Data Modeling

In my previous company I had been working on loading the data, preparing the data and creating directly dimensions and facts to be consumed by our analysts. This was tiresome and buggy as this style of modeling resulted in a lot of redesigns and re-engineering. In the meantime I learned different techniques to accomplish what I needed.

In short, here an overview of some techniques:

3rd Normal Form

Best method to model Business Processes. Every piece of software makes use of this modelling style.

Setting a business keys to every table. If the system needs a relationship to another table just add a column pointing to it (foreign key). Straight forward industrial thinking.

But useless for BI. If the source system is modeling after that, I’m very happy about it. Because somebody thought about the business process and added constrains to make sure that the data is accurate.
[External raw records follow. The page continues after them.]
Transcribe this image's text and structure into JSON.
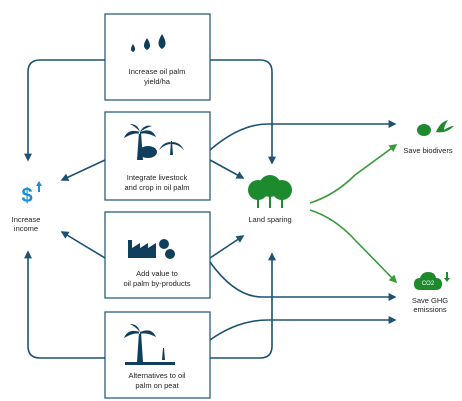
{
  "nodes": [
    {
      "lines": [
        "Increase oil palm",
        "yield/ha"
      ]
    },
    {
      "lines": [
        "Integrate livestock",
        "and crop in oil palm"
      ]
    },
    {
      "lines": [
        "Add value to",
        "oil palm by-products"
      ]
    },
    {
      "lines": [
        "Alternatives to oil",
        "palm on peat"
      ]
    }
  ],
  "outcomes": {
    "income": {
      "icon": "$",
      "lines": [
        "Increase",
        "income"
      ]
    },
    "land": {
      "lines": [
        "Land sparing"
      ]
    },
    "biodiversity": {
      "lines": [
        "Save biodivers"
      ]
    },
    "ghg": {
      "icon": "CO2",
      "lines": [
        "Save GHG",
        "emissions"
      ]
    }
  }
}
But modeling our BI with that style is of no use. The user has already an application on top of their data.

If you have a closer look onto the picture, you will discover, that a table has different things in it: Business Keys, Relationships, Attributes. I found a much better model, to separate those information in their own objects.

Data Vault

Best method to model Data Knowledge and aggregate information for each subject (NSA-style).
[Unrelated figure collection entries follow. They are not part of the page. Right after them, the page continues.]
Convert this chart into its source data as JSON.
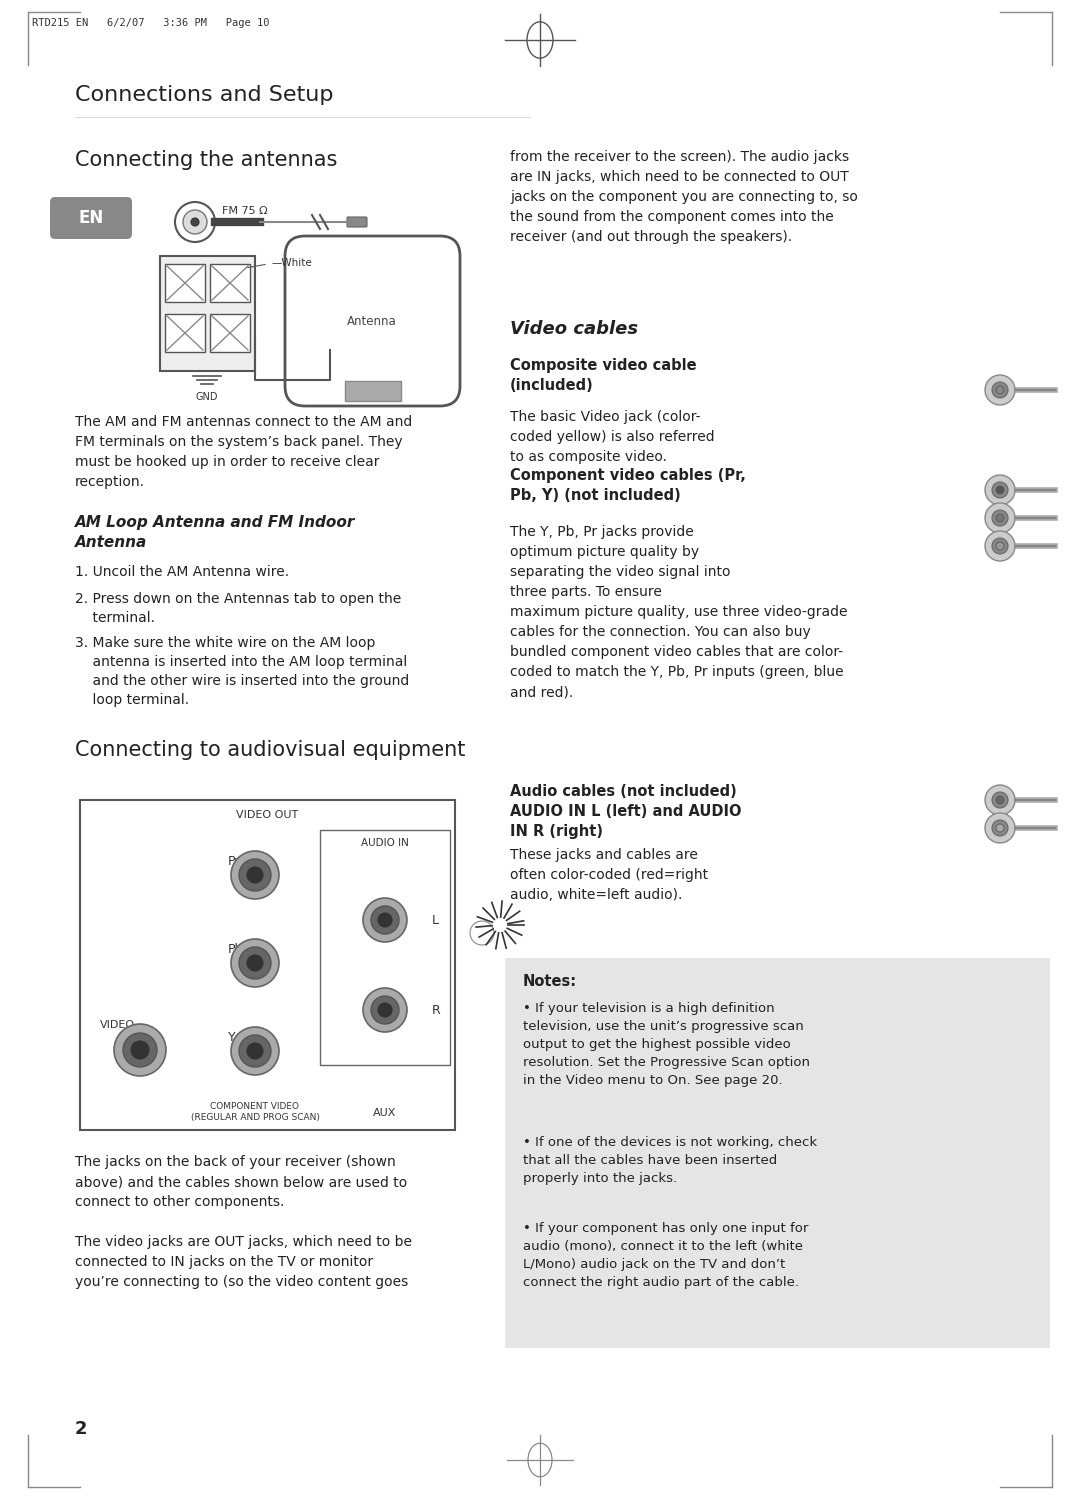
{
  "bg_color": "#ffffff",
  "header_text": "RTD215 EN   6/2/07   3:36 PM   Page 10",
  "page_title": "Connections and Setup",
  "section1_title": "Connecting the antennas",
  "en_badge": "EN",
  "right_col_intro": "from the receiver to the screen). The audio jacks\nare IN jacks, which need to be connected to OUT\njacks on the component you are connecting to, so\nthe sound from the component comes into the\nreceiver (and out through the speakers).",
  "antenna_desc": "The AM and FM antennas connect to the AM and\nFM terminals on the system’s back panel. They\nmust be hooked up in order to receive clear\nreception.",
  "am_fm_title": "AM Loop Antenna and FM Indoor\nAntenna",
  "am_fm_step1": "1. Uncoil the AM Antenna wire.",
  "am_fm_step2": "2. Press down on the Antennas tab to open the\n    terminal.",
  "am_fm_step3": "3. Make sure the white wire on the AM loop\n    antenna is inserted into the AM loop terminal\n    and the other wire is inserted into the ground\n    loop terminal.",
  "section2_title": "Connecting to audiovisual equipment",
  "video_cables_title": "Video cables",
  "composite_title": "Composite video cable\n(included)",
  "composite_desc": "The basic Video jack (color-\ncoded yellow) is also referred\nto as composite video.",
  "component_title": "Component video cables (Pr,\nPb, Y) (not included)",
  "component_desc": "The Y, Pb, Pr jacks provide\noptimum picture quality by\nseparating the video signal into\nthree parts. To ensure\nmaximum picture quality, use three video-grade\ncables for the connection. You can also buy\nbundled component video cables that are color-\ncoded to match the Y, Pb, Pr inputs (green, blue\nand red).",
  "audio_title": "Audio cables (not included)\nAUDIO IN L (left) and AUDIO\nIN R (right)",
  "audio_desc": "These jacks and cables are\noften color-coded (red=right\naudio, white=left audio).",
  "notes_title": "Notes:",
  "note1": "If your television is a high definition\ntelevision, use the unit’s progressive scan\noutput to get the highest possible video\nresolution. Set the Progressive Scan option\nin the Video menu to On. See page 20.",
  "note2": "If one of the devices is not working, check\nthat all the cables have been inserted\nproperly into the jacks.",
  "note3": "If your component has only one input for\naudio (mono), connect it to the left (white\nL/Mono) audio jack on the TV and don’t\nconnect the right audio part of the cable.",
  "av_desc1": "The jacks on the back of your receiver (shown\nabove) and the cables shown below are used to\nconnect to other components.",
  "av_desc2": "The video jacks are OUT jacks, which need to be\nconnected to IN jacks on the TV or monitor\nyou’re connecting to (so the video content goes",
  "page_number": "2"
}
This model consists of Hubs, Links and Satellites. A HUB consists ONLY of a business key. Relationships are built with LINKS and any data is saved in SATELLITES. That’s it! As you can see adding value to any Hub doesn’t need to re-engineer everything. Adding a satellite is the only thing needed. Google for more information. There is plenty of information out there.
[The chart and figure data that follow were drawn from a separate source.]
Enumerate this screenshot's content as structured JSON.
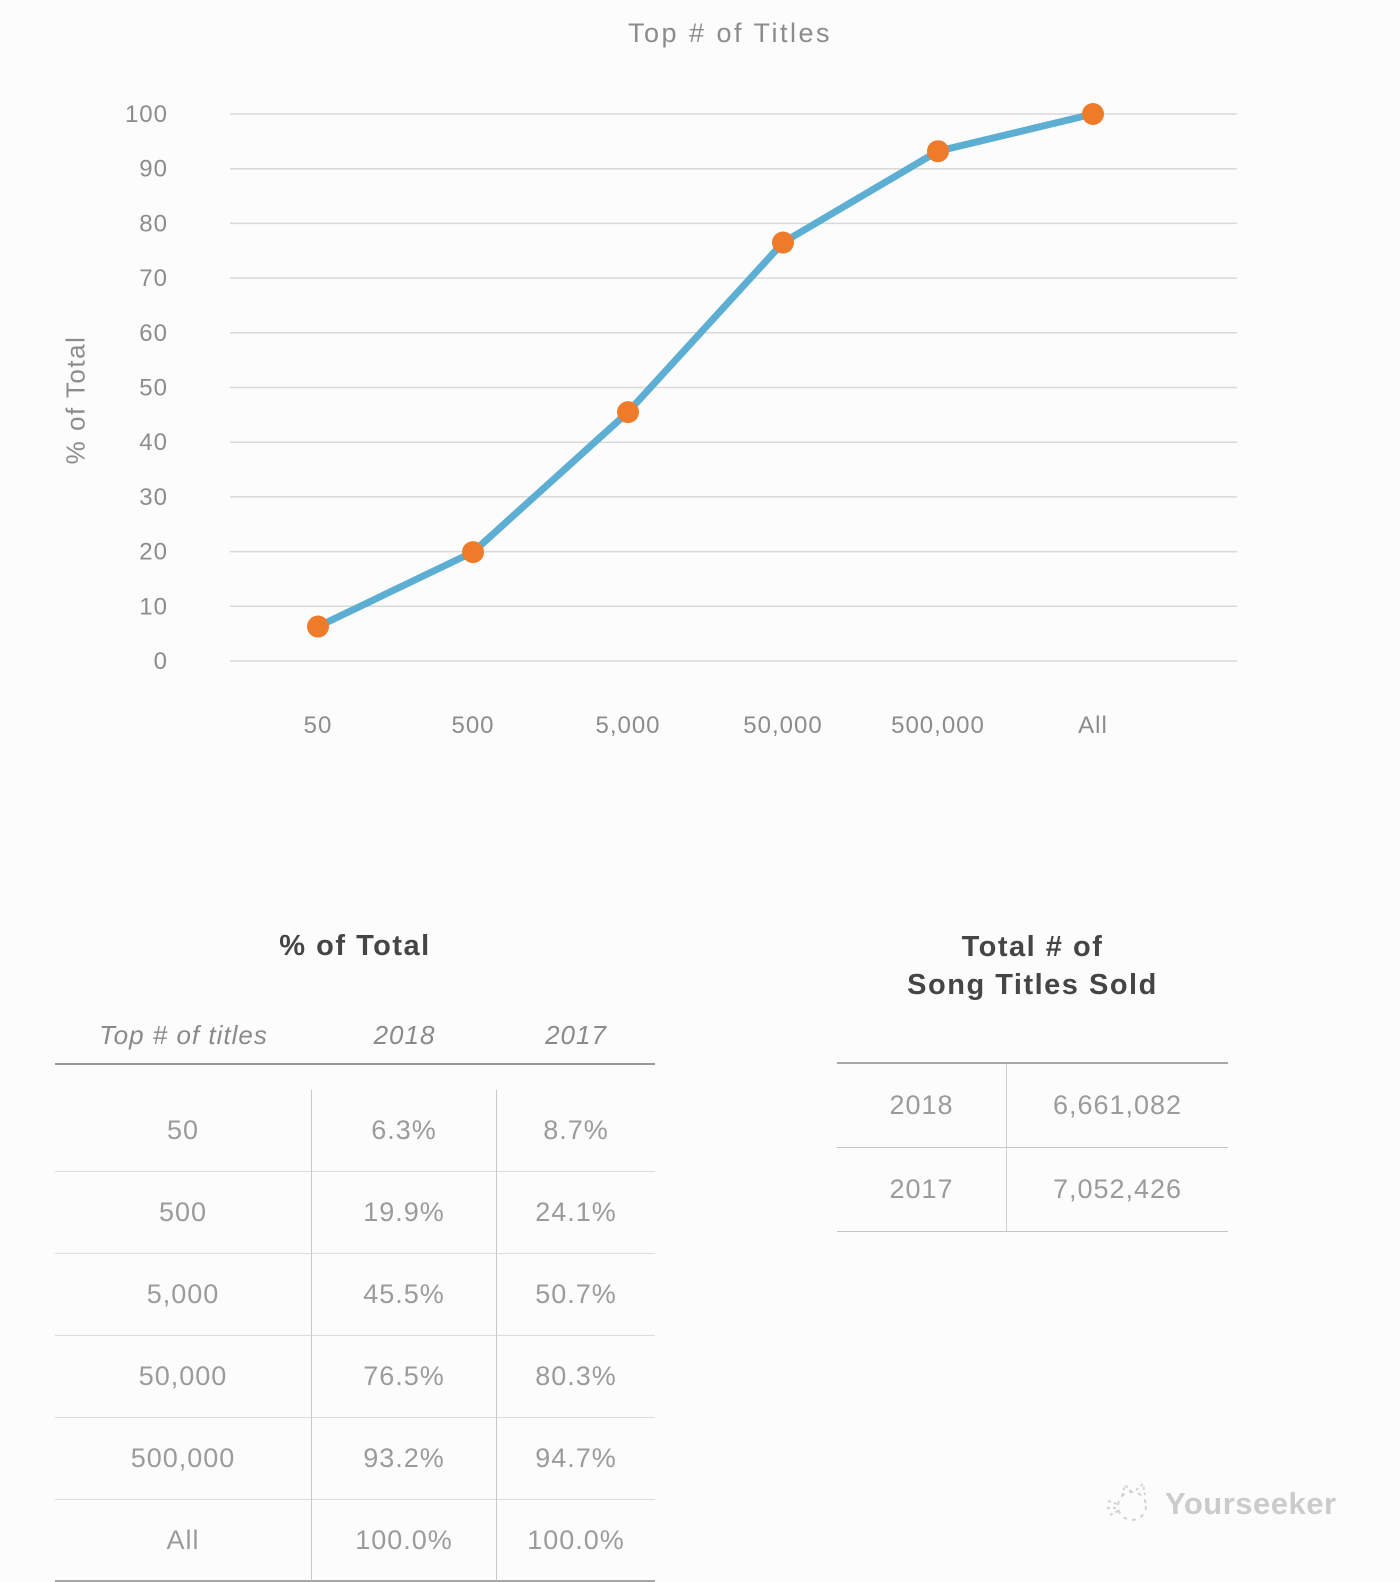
{
  "chart_data": {
    "type": "line",
    "title": "Top # of Titles",
    "categories": [
      "50",
      "500",
      "5,000",
      "50,000",
      "500,000",
      "All"
    ],
    "series": [
      {
        "name": "2018",
        "values": [
          6.3,
          19.9,
          45.5,
          76.5,
          93.2,
          100.0
        ]
      }
    ],
    "xlabel": "",
    "ylabel": "% of Total",
    "ylim": [
      0,
      100
    ],
    "ytick_step": 10,
    "grid": true,
    "legend": "none"
  },
  "chart_colors": {
    "line": "#5caed2",
    "marker": "#ee7b2a",
    "grid": "#d9d9d9",
    "axis_text": "#8c8c8c"
  },
  "left_table": {
    "title": "% of Total",
    "columns": [
      "Top # of titles",
      "2018",
      "2017"
    ],
    "rows": [
      [
        "50",
        "6.3%",
        "8.7%"
      ],
      [
        "500",
        "19.9%",
        "24.1%"
      ],
      [
        "5,000",
        "45.5%",
        "50.7%"
      ],
      [
        "50,000",
        "76.5%",
        "80.3%"
      ],
      [
        "500,000",
        "93.2%",
        "94.7%"
      ],
      [
        "All",
        "100.0%",
        "100.0%"
      ]
    ]
  },
  "right_table": {
    "title_line1": "Total # of",
    "title_line2": "Song Titles Sold",
    "rows": [
      [
        "2018",
        "6,661,082"
      ],
      [
        "2017",
        "7,052,426"
      ]
    ]
  },
  "footer": {
    "brand": "Yourseeker",
    "icon": "cat-sketch-icon"
  }
}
For me this was a game-changer. Now I don’t need to work with tables of 100s of columns. I split data into satellites and this is my work of unit. Getting the perfect result into that data. And if something is wrong, change it there. No need to change it all over our data pipeline.

Dimensional modeling

Best method for end users to access data and understanding it. This is the standard approach to deliver self-service data.

Save countable values in FACTS and link DIMENSIONS to it. Nowadays in modern systems this is flattened down to one table consisting of all facts and dimensions in hundreds of columns.

Since I manage detail data in satellites, it is just a way of joining all those information together into a satellite.